Zola, visiblement troublé, hésite, et finit par balbutier une date. Il ne se trompait que de cinq cents ans. Il faisait mourir Charlemagne, sous le règne de François ier.

— Passons à la littérature, dit sèchement le professeur.

Et il lui demande l’explication d’une fable de La Fontaine. Ce professeur et Zola ne pensaient sans doute pas de même en littérature, car le premier ouvrait des yeux de plus en plus irrités, à mesure que l’autre expliquait La Fontaine comme il le sentait, sans doute avec des vues très romantiques.

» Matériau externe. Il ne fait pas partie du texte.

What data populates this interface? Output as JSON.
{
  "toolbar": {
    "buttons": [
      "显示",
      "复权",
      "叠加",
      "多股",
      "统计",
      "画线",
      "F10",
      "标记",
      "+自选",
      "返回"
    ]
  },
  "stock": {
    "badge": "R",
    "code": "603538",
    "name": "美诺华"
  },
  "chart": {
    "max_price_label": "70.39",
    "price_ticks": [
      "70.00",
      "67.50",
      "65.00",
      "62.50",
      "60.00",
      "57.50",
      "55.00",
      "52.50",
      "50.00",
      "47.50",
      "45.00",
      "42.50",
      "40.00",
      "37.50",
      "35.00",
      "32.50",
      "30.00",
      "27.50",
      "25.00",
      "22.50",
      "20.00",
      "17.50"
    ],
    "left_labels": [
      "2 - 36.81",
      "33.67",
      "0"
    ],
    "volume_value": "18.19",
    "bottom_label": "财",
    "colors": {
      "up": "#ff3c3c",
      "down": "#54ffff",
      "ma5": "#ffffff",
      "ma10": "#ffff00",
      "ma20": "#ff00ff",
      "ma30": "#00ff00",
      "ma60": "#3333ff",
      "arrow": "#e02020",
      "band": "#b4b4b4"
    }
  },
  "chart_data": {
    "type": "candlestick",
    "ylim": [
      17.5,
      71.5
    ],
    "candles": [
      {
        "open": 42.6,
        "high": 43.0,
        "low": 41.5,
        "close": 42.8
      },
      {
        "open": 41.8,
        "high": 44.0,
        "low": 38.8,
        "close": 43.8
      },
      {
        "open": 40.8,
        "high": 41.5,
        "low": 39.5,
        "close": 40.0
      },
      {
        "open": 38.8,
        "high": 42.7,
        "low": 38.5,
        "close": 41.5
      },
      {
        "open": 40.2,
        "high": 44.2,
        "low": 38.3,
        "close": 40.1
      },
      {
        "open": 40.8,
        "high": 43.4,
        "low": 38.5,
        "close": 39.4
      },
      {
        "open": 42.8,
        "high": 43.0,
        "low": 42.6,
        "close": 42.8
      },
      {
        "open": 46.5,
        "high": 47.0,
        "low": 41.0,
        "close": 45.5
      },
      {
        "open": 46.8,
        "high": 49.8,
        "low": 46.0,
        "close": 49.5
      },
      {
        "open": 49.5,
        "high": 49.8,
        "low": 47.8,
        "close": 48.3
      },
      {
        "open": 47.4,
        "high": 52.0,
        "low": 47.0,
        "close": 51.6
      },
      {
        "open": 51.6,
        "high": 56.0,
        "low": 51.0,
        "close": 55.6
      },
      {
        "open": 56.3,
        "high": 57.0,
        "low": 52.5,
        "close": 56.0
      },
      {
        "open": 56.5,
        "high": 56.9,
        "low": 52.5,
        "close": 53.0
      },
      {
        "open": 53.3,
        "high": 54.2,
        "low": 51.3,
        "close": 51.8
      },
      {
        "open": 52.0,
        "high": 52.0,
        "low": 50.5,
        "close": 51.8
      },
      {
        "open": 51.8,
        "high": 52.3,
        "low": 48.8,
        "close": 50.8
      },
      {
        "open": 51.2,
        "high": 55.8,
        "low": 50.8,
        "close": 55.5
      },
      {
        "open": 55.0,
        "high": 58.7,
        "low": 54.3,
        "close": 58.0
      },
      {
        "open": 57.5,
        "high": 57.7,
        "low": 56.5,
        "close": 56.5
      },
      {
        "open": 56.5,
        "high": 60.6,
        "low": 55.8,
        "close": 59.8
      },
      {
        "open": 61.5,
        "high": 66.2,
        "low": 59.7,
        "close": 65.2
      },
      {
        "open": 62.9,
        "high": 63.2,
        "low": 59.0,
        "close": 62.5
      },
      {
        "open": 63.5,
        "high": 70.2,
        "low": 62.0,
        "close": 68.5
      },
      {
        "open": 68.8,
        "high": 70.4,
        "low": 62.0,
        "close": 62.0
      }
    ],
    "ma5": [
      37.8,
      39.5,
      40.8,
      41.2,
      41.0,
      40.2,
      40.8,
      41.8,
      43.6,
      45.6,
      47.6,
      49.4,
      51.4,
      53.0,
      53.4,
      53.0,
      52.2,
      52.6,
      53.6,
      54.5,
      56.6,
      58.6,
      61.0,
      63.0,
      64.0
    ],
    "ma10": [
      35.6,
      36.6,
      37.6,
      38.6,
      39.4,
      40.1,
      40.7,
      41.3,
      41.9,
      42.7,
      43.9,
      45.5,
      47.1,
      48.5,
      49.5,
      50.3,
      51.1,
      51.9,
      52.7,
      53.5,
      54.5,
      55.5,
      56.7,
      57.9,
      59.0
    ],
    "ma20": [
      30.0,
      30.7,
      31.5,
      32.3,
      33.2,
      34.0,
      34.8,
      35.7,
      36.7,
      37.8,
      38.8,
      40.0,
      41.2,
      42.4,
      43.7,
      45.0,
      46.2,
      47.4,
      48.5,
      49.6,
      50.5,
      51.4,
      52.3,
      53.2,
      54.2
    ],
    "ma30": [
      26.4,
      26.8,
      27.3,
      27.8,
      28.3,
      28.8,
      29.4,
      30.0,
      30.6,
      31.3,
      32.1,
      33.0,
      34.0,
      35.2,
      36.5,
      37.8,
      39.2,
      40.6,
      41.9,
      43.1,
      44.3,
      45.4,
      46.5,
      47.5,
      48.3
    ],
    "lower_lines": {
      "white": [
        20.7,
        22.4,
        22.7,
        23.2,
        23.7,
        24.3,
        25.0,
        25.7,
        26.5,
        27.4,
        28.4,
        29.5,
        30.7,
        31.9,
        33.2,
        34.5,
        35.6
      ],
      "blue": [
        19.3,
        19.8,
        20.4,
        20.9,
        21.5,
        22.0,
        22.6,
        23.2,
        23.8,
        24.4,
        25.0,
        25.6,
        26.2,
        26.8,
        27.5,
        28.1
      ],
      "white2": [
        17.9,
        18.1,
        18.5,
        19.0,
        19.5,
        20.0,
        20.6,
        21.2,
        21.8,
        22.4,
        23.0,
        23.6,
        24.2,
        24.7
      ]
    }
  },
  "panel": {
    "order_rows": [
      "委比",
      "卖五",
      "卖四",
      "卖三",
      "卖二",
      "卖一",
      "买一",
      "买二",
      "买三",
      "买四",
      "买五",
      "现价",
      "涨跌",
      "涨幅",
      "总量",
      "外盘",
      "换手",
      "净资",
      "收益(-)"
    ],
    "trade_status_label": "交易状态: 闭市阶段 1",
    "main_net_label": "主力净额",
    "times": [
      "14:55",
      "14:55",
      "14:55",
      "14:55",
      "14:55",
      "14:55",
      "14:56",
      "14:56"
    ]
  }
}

— Passons à l’allemand, dit-il de plus en plus sèchement.

Ici, le candidat, d’une réelle ignorance en langues vivantes, ne peut même pas lire le texte allemand. Alors, le professeur hausse les épaules.

— Cela suffit, monsieur !

L’examen oral est terminé, et, penchés à l’oreille les uns des autres, ces messieurs délibèrent. La délibération est longue. Les professeurs de sciences, encore émerveillés de la lucidité d’esprit, de la netteté de déduction du candidat, intercèdent pour lui, conjurent leur collègue de ne pas maintenir la note « nul » qui entraînait de plein droit l’ajournement. Mais leurs efforts furent vains : le professeur de belles lettres maintint la note. Que n’ai-je le temps, aujourd’hui, d’aller fouiller au fond des archives universitaires ! J’aurais voulu livrer au public le nom du héros qui, lui, tout seul, refusa au baccalauréat l’auteur des Rougon-Macquart, pour l’avoir trouvé « nul » en littérature.

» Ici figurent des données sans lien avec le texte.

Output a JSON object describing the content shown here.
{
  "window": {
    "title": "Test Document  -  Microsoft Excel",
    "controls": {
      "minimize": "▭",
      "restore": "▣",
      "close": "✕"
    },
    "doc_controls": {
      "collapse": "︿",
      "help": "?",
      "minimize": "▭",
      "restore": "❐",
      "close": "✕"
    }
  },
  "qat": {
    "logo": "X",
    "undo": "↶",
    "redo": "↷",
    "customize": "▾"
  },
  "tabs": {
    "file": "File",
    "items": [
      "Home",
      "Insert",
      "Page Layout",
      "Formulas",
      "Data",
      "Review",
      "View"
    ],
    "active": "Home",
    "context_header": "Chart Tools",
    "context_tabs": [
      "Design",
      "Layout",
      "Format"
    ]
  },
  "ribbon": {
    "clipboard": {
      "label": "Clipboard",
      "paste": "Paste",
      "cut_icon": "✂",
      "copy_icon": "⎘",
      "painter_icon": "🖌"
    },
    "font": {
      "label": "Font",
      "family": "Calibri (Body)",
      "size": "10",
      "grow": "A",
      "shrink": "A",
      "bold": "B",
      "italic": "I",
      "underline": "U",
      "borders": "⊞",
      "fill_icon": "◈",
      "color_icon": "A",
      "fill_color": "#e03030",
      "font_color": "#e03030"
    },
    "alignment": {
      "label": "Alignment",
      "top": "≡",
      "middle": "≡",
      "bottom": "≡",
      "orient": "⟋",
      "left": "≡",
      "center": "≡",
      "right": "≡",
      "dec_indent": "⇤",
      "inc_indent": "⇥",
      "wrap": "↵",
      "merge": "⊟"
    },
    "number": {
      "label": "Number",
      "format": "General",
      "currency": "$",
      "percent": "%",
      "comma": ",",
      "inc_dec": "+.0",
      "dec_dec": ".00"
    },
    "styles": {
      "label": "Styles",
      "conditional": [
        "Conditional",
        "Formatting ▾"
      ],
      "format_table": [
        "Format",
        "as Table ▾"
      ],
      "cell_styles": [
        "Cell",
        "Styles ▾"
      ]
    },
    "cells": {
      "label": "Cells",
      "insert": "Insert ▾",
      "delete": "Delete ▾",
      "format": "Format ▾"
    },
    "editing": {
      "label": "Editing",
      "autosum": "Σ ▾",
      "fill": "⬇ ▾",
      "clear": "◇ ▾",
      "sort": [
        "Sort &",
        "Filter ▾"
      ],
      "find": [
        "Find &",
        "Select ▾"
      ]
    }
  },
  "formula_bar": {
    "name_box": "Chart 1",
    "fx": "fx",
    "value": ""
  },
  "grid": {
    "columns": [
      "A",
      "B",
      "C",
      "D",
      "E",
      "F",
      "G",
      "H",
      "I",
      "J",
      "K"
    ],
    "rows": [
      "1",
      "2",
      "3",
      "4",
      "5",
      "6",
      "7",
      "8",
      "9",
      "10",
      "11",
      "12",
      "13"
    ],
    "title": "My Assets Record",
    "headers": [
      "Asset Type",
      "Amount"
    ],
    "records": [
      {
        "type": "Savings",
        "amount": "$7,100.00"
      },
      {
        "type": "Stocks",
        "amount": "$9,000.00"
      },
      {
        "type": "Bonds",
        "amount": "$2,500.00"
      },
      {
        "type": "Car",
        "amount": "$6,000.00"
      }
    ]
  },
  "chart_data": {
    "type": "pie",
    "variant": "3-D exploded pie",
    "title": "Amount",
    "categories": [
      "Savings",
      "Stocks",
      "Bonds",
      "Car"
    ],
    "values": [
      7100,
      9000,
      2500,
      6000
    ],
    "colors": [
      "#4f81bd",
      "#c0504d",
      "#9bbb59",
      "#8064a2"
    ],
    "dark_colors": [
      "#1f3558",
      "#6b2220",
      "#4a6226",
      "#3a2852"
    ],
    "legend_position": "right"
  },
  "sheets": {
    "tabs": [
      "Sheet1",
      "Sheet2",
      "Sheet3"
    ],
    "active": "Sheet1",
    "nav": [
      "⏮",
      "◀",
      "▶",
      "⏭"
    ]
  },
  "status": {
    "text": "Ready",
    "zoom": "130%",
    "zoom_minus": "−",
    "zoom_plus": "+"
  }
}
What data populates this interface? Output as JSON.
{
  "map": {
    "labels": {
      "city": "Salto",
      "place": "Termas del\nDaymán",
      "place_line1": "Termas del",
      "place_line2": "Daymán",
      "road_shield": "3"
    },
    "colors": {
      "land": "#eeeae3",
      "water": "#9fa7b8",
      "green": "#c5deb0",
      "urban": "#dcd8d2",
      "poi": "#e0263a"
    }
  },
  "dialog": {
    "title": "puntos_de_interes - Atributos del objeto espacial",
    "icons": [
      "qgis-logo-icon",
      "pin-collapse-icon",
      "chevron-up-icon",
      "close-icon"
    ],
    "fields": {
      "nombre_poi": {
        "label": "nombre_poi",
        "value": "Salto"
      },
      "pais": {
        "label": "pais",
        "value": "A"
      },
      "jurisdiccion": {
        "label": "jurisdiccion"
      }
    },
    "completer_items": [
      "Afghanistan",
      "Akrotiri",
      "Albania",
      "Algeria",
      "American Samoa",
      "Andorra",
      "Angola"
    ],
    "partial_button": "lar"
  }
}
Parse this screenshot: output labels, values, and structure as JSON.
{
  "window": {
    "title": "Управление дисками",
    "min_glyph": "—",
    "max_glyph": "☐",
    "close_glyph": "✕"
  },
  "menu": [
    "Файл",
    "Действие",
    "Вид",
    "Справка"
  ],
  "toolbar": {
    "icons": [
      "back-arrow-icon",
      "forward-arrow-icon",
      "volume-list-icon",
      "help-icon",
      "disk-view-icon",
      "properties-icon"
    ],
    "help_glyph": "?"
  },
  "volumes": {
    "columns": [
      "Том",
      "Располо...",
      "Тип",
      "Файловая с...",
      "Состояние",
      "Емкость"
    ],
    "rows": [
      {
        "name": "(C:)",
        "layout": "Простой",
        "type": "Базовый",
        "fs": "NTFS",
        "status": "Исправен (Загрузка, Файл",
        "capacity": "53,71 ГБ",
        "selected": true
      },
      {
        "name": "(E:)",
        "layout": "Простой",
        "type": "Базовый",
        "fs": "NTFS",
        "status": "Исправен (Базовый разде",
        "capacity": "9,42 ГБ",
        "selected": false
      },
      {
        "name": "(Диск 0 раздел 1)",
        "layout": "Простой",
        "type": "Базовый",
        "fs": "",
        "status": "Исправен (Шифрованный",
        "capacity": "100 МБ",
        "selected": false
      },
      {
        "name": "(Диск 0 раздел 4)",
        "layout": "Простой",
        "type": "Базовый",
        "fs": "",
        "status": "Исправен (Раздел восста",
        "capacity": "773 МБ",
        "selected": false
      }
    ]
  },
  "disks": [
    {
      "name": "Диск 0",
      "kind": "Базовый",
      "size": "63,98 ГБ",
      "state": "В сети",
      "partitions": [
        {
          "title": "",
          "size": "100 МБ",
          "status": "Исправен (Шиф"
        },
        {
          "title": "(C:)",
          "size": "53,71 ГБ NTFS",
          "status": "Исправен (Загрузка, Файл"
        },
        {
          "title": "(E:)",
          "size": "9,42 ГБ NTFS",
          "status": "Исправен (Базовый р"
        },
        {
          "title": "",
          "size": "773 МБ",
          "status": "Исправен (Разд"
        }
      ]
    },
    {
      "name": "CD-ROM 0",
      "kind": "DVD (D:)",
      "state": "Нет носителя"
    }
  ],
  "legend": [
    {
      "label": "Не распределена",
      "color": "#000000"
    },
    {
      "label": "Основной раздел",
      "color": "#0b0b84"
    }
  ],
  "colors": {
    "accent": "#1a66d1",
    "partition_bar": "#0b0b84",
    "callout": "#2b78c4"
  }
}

Cet échec n’empêcha pas Zola d’aller, comme l’année précédente, passer de bonnes vacances dans le Midi. Huit jours après, en blouse et en gros souliers, le carnier sur l’épaule, il courait de nouveau dans les collines avec Baille et Cézanne, à huit cents kilomètres de Paris, à mille lieues de l’Université. Cependant, les vacances écoulées, l’idée lui vint de faire un nouvel effort, de rapporter de Provence ce malencontreux morceau de parchemin qu’il n’avait pu conquérir à Paris. Il prolongea donc son séjour de quelques semaines, travailla, et se représenta à la session de novembre, à Marseille. Cette fois, lui qui, à Paris, où les classes sont plus fortes, avait été reçu le second, à « l’écrit, » ne passa même pas la première épreuve. Décidément, c’était une fatalité : il ne serait jamais diplômé ! Pas plus que, vingt ans plus tard, décoré ! De retour à Paris, il ne rentra pas au lycée. Nous sommes en novembre 1859. Le fruit sec avait vingt ans, moins quatre mois. Et, sans avoir passé comme les autres par la porte large qui, dit-on, mène à tout, il se trouvait maintenant devant la vie, en face de sévères réalités.